First palpate Sacrum as if part of Lumbar region. Note whether the base (upper portion) is posterior or not. Then stand behind the patient and use both hands to examine the sacroiliac articulations. Use palmar surfaces with the flat hand toward patient’s body, and carefully compare the two sides to detect inequalities, which indicate iliac subluxation, or rotation of Sacrum between the ilia on a transversely disposed axis passing through the two articulations, in which case the Sacrum is to be adjusted. Do not mistake a dislocated hip with compensatory tilting of the whole pelvis, or faulty sitting posture with only one tuber ischii supporting the body, for pelvic subluxation.

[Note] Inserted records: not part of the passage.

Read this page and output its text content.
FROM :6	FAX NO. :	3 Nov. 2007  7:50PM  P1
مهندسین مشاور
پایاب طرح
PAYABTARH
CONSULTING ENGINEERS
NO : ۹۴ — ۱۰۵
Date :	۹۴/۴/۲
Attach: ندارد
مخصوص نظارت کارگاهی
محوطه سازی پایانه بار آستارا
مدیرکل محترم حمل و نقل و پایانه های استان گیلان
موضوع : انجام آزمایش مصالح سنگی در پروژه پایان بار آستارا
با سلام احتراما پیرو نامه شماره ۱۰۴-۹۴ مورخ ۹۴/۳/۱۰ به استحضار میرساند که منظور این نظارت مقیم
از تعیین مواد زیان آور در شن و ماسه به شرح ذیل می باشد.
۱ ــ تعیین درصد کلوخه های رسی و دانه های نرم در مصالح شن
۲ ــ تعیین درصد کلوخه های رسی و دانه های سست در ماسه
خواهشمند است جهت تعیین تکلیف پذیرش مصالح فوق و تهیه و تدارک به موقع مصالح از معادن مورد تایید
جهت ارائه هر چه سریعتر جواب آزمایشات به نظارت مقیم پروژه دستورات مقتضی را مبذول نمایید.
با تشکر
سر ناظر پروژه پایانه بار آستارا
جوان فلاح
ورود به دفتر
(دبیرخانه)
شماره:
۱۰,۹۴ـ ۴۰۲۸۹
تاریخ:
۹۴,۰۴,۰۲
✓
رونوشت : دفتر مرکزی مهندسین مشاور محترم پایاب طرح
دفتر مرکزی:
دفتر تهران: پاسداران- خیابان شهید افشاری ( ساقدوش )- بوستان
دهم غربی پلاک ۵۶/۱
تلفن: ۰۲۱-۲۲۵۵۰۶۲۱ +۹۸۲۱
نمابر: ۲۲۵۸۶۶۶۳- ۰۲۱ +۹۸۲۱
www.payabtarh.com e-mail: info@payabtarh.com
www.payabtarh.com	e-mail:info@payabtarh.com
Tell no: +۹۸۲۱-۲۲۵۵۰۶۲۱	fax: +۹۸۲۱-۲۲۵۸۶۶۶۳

Be not in undue haste to record pelvic subluxations lest your haste bring its immediate reward in the difficulty of adjustment.

The Coccyx

The Coccyx may be detached from the Sacrum by various accidents and later re-ankylosed thereto in an abnormal position so as to impinge upon the rectum or other structures. Impingement of the coccygeal nerves is usually unimportant. Chronic and intractable rectal constipation, with its attendant train of evils, may result from coccygeal displacement with ankylosis. In spite of numerous treatises to the contrary, the writer avers that other symptoms are extremely rare.

To examine the Coccyx use a rubber covering on the second finger. Place patient face down and insert second finger per rectum with the palmar surface upward. If subluxated Coccyx be found, it must usually be fractured with a sharp jerk, in order to relieve the condition. After fracture, it may be absorbed or may re-ankylose to the Sacrum in a better position, or it may remain freely movable.